Lo más sensato que he leído en los últimos días ha
sido hoy en La Vanguardia, donde el
ministro de Universidades, Manuel
Castells, en su trabajo “Salud,
pesetas y amor”, deja claro lo que todos nos negamos a reconocer: “Si un
país desescala por ansiedad económica antes de tiempo, sectores enteros se
hunde, como el turismo. De ahí los titubeos constantes de las políticas públicas.
Abrimos un poco, cerramos un poquito, abrimos más, cerramos de repente,
desconcertando a mucha gente, sembrando la ruina en miles de pequeñas empresas
y suscitando el paro temporal o permanente de millones de trabajadores,
mientras las familias agotan sus ahorros, se retrae el consumo y se profundiza
la crisis”. España, también otros países de nuestro entorno, se mueven en ese
bucle diabólico. En nuestro país las presiones por reabrir los negocios cuanto
antes, sobre todo los negocios relacionados con el sector de la hostelería y el
turismo, nos han llevado a una situación catastrófica de difícil solución.
Aquí, en esta España cañí, se puede vivir sin bibliotecas, sin museos, sin
teatros…, pero no se puede vivir sin bares.

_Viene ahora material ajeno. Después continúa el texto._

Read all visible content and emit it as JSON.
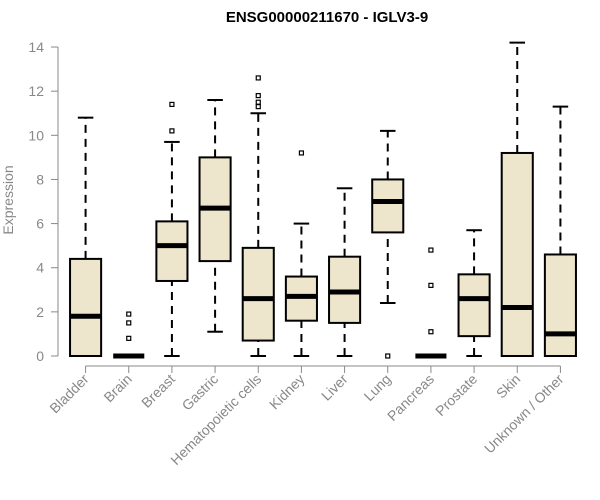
{
  "chart_data": {
    "type": "boxplot",
    "title": "ENSG00000211670 - IGLV3-9",
    "xlabel": "",
    "ylabel": "Expression",
    "ylim": [
      0,
      14.5
    ],
    "yticks": [
      0,
      2,
      4,
      6,
      8,
      10,
      12,
      14
    ],
    "grid": false,
    "box_fill": "#ede5cc",
    "axis_color": "#888888",
    "categories": [
      "Bladder",
      "Brain",
      "Breast",
      "Gastric",
      "Hematopoietic cells",
      "Kidney",
      "Liver",
      "Lung",
      "Pancreas",
      "Prostate",
      "Skin",
      "Unknown / Other"
    ],
    "boxes": [
      {
        "min": 0,
        "q1": 0,
        "median": 1.8,
        "q3": 4.4,
        "max": 10.8,
        "outliers": []
      },
      {
        "min": 0,
        "q1": 0,
        "median": 0,
        "q3": 0,
        "max": 0,
        "outliers": [
          0.8,
          1.5,
          1.9
        ]
      },
      {
        "min": 0,
        "q1": 3.4,
        "median": 5.0,
        "q3": 6.1,
        "max": 9.7,
        "outliers": [
          10.2,
          11.4
        ]
      },
      {
        "min": 1.1,
        "q1": 4.3,
        "median": 6.7,
        "q3": 9.0,
        "max": 11.6,
        "outliers": []
      },
      {
        "min": 0,
        "q1": 0.7,
        "median": 2.6,
        "q3": 4.9,
        "max": 11.0,
        "outliers": [
          11.3,
          11.5,
          11.8,
          12.6
        ]
      },
      {
        "min": 0,
        "q1": 1.6,
        "median": 2.7,
        "q3": 3.6,
        "max": 6.0,
        "outliers": [
          9.2
        ]
      },
      {
        "min": 0,
        "q1": 1.5,
        "median": 2.9,
        "q3": 4.5,
        "max": 7.6,
        "outliers": []
      },
      {
        "min": 2.4,
        "q1": 5.6,
        "median": 7.0,
        "q3": 8.0,
        "max": 10.2,
        "outliers": [
          0
        ]
      },
      {
        "min": 0,
        "q1": 0,
        "median": 0,
        "q3": 0,
        "max": 0,
        "outliers": [
          1.1,
          3.2,
          4.8
        ]
      },
      {
        "min": 0,
        "q1": 0.9,
        "median": 2.6,
        "q3": 3.7,
        "max": 5.7,
        "outliers": []
      },
      {
        "min": 0,
        "q1": 0,
        "median": 2.2,
        "q3": 9.2,
        "max": 14.2,
        "outliers": []
      },
      {
        "min": 0,
        "q1": 0,
        "median": 1.0,
        "q3": 4.6,
        "max": 11.3,
        "outliers": []
      }
    ]
  }
}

No importa si éstos son elegantes o
cutres; si sus camareros son profesionales o ganapanes detrás de una barra; si
te ponen vaso para verter el contenido del botellín de cerveza, o te ponen el
casco sobre la mesa de velador para que “bebas a morro”, como se ve en las
películas. Esos detalles son lo de menos. Lo importante, lo que mola a los
carpetovetónicos es poder estar, solo o acompañado, en el interior de ese segundo
living-comedor (sin sofá de escay ni
calendario enmarcado sobre la pared de Unión
Española de Explosivos) revolcados en el merengue de ruidos de tragaperras,
vocerío, servilletas grasientas de papel por el suelo y cierto tufillo a tigre.
Y si el camarero se llama Paco, nos
tutea, viste de negro, luce barba de tres días, patillas garrulas y unos aros
de dilatación en las orejas, miel sobre hojuelas. Un bar sin esas
características está condenado al fracaso. Seguro, oiga.